The H (1s) electron BE=13.6eV. What about the nucleus etc?

[what_are_electrons]

For a ground state Hydrogen atomic system (1 electron and 1 proton - not molecular di-hydrogen), what energies are being exerted by the proton to hold that electron? Does TE = KE + PE apply?

 

[what_are_electrons]

OK. If we use Pearson's value of 7.2 eV for the electronegativity of Hydrogen, and assume it represents unused Binding Energy (BE) then the total energy of the nucleus must be 20.8 eV (the sum of 13.6 and 7.2 eV). Naturally the energy of the nucleus is opposite in sign.

So the nucleus has at least 20.8 eV of energy to use to hold electrons in orbit. Is this the total amount of energy that the nucleus exhibits in its effort to hold onto the 1s electron and attract other electrons?

Centripetal force is said to be the main force that keeps the electron from being pulled into physical contact with the nucleus. If this is true, then because Force x Distance = Work and Work is the equivalent of Energy, we should be able to determine the Energy of the Centripetal force. This represents another bit of energy that the nucleus must deal with in its effort to hold onto the 1s electron and attact other electrons.

Another question is: What is the distance factor that needs to be used to calculate this Energy due to the centripetal force? Is it the atomic radius?

PS
I am deliberately ignoring the magnetic field effect, corrected center of mass values and self-energy factors for the moment.

 

[zefram_c]

For a ground state Hydrogen atomic system (1 electron and 1 proton - not molecular di-hydrogen), what energies are being exerted by the proton to hold that electron? Does TE = KE + PE apply?

TE=KE+PE applies, but you cannot use classical mechanics to describe the hydrogen atom. Rather, you must use quantum mechanics; nonrelativistic (Schroedinger) will do nicely for this problem and gives that the binding energy is 13.6eV. The only interaction between electron and proton is assumed to be electrostatic (Coulomb) in this picture; one can add corrections to this for improved accuracy.

 

[what_are_electrons]

TE=KE+PE applies, but you cannot use classical mechanics to describe the hydrogen atom. Rather, you must use quantum mechanics; nonrelativistic (Schroedinger) will do nicely for this problem and gives that the binding energy is 13.6eV. The only interaction between electron and proton is assumed to be electrostatic (Coulomb) in this picture; one can add corrections to this for improved accuracy.

Please refresh my memory about what force, QM based or CM based, prevents the electron cloud from touching the nucleus.

And, why is it that we can use Coulomb's Force equation, that was derived from a large macro-scale torsion balance, to describe the electrostatics (or EM fields) that exist between the electron and the proton of hydrogen.
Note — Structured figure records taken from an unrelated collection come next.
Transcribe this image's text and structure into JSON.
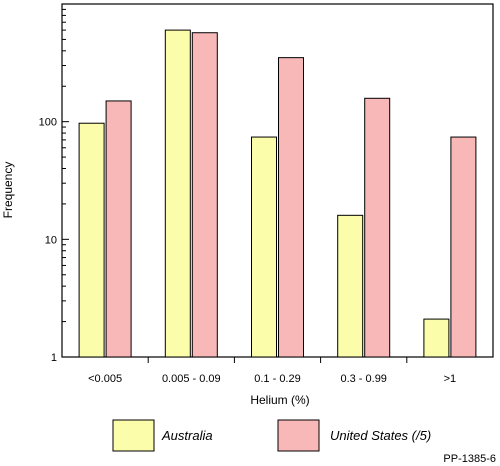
{
  "chart_data": {
    "type": "bar",
    "title": "",
    "xlabel": "Helium (%)",
    "ylabel": "Frequency",
    "yscale": "log",
    "ylim": [
      1,
      1000
    ],
    "yticks": [
      {
        "value": 1,
        "label": "1"
      },
      {
        "value": 10,
        "label": "10"
      },
      {
        "value": 100,
        "label": "100"
      }
    ],
    "grid": false,
    "legend_position": "bottom",
    "categories": [
      "<0.005",
      "0.005 - 0.09",
      "0.1 - 0.29",
      "0.3 - 0.99",
      ">1"
    ],
    "series": [
      {
        "name": "Australia",
        "color": "#fbfdab",
        "values": [
          97,
          600,
          74,
          16,
          2.1
        ]
      },
      {
        "name": "United States (/5)",
        "color": "#f8b8b8",
        "values": [
          150,
          570,
          350,
          158,
          74
        ]
      }
    ]
  },
  "figure_code": "PP-1385-6"
}
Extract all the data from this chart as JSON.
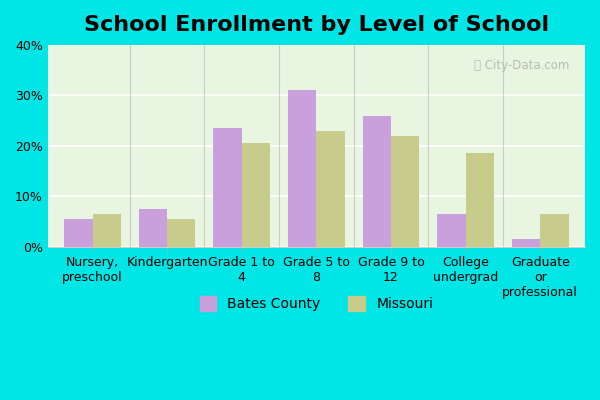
{
  "title": "School Enrollment by Level of School",
  "categories": [
    "Nursery,\npreschool",
    "Kindergarten",
    "Grade 1 to\n4",
    "Grade 5 to\n8",
    "Grade 9 to\n12",
    "College\nundergrad",
    "Graduate\nor\nprofessional"
  ],
  "bates_county": [
    5.5,
    7.5,
    23.5,
    31.0,
    26.0,
    6.5,
    1.5
  ],
  "missouri": [
    6.5,
    5.5,
    20.5,
    23.0,
    22.0,
    18.5,
    6.5
  ],
  "bates_color": "#c9a0dc",
  "missouri_color": "#c8cc8a",
  "ylim": [
    0,
    40
  ],
  "yticks": [
    0,
    10,
    20,
    30,
    40
  ],
  "legend_bates": "Bates County",
  "legend_missouri": "Missouri",
  "bar_width": 0.38,
  "title_fontsize": 16,
  "tick_fontsize": 9,
  "legend_fontsize": 10
}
Many thanks for your help!

 

[zefram_c]

Please refresh my memory about what force, QM based or CM based, prevents the electron cloud from touching the nucleus.

Actually, no "force" prevents it. When one solves the Schroedinger equation, the requirement that physically acceptable solutions be normalizable results in discrete bound states (ie only some binding energies are permitted, the electron can be bound by 13.6eV or 3.4eV but nothing in between) for all attractive potentials that I know of. So a physical explanation would be that if you try to localize the electron in a small volume close to the nucleus, the resulting uncertainty in its momentum (and thence energy) eventually overcomes the Coulomb attraction and prevents further localization. The discrete bound states are a result of the mathematics.

And, why is it that we can use Coulomb's Force equation, that was derived from a large macro-scale torsion balance, to describe the electrostatics (or EM fields) that exist between the electron and the proton of hydrogen.

I suppose the best answer to that is "because it works" - experimentally, we find that the Maxwell equations work on any scale at which quantization of the EM field can be neglected.